[Date Prev][Date Next][Thread Prev][Thread Next][Date Index][Thread Index]
Re: An argument against multiple character sets
- To: Paul Hoffman / IMC <phoffman@imc.org>, idn@ops.ietf.org
- Subject: Re: An argument against multiple character sets
- From: Harald Tveit Alvestrand <Harald@Alvestrand.no>
- Date: Sun, 23 Jan 2000 22:08:49 +0100
- Delivery-date: Sun, 23 Jan 2000 14:02:48 -0800
- Envelope-to: idn-data@psg.com
At 12:01 23.01.00 -0800, Paul Hoffman / IMC wrote:
>There has been some discussion on this list about whether or not we should
>allow domain names to be created in different character sets. I believe
>that there is a simple argument that shows that we can't.
>
>Let's say I want to register a domain name that is two letters: LATIN
>SMALL LETTER F followed by LATIN SMALL LETTER U WITH OGONEK. If I use ISO
>8859-4, that would encoded as 0x46F9. So far so good. You see a billboard
>with my domain name on it, and you enter it into a browser. That browser
>uses a different character set, let's say Unicode. The browser sends to
>the resolver 0x00460173.
Note: This is the UTF-16 (or UCS-2) representation of Unicode.
.....
>In short, I don't see how a solution that allows more than one character
>set, or even more than one encoding, will work. If others have
>counter-examples, I'm open to hearing them.

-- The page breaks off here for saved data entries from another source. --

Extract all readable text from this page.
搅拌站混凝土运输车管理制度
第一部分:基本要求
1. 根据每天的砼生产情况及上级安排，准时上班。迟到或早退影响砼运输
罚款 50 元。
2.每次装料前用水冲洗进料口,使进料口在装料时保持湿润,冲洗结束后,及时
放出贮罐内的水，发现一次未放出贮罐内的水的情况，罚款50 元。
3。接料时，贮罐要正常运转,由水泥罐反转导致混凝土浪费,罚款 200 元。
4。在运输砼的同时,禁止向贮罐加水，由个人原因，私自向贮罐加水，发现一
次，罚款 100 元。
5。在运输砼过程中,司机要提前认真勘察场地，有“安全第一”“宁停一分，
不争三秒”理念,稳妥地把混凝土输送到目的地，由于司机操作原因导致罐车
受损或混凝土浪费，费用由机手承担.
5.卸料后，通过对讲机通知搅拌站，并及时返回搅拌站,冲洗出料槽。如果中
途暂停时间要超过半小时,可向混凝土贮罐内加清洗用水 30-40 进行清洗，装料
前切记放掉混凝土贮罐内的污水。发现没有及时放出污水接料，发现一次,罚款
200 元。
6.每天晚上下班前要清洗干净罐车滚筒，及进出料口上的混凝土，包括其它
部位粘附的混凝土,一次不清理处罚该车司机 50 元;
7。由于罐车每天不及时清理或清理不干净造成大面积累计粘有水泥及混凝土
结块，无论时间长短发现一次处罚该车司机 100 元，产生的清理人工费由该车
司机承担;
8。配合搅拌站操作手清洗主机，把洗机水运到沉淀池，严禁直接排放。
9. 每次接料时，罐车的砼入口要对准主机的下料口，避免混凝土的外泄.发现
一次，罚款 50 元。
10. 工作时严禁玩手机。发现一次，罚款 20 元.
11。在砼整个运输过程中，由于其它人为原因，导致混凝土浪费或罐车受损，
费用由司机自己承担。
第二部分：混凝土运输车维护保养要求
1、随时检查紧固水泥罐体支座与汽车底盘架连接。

Your argument indicates that adding character sets to a list after initial
implementation is impossible. It doesn't mean that the initial set needs to
be just one, although a server has to be able to compare strings between
all the initial character sets - which is clearly a bit simpler if there is
just one of them.
However, I think the *requirement* you are trying to state is that when a
domain name is represented as text on paper, the user who thinks he has
access to suitable input devices for that text should be able to query on
that string and have returned information about the domain that the text on
paper was intended to represent.
It's clear by now that we probably can't find a solution that accomplishes
this for all cases, and we probably can never solve it for the case where
the producer of the paper version intended to be obfuscating (see the
argument about C-Omicron-M or C0M versus COM), but the closer we come, the
better off the users are likely to be.
Harald A
--
Harald Tveit Alvestrand, EDB Maxware, Norway
Harald.Alvestrand@edb.maxware.no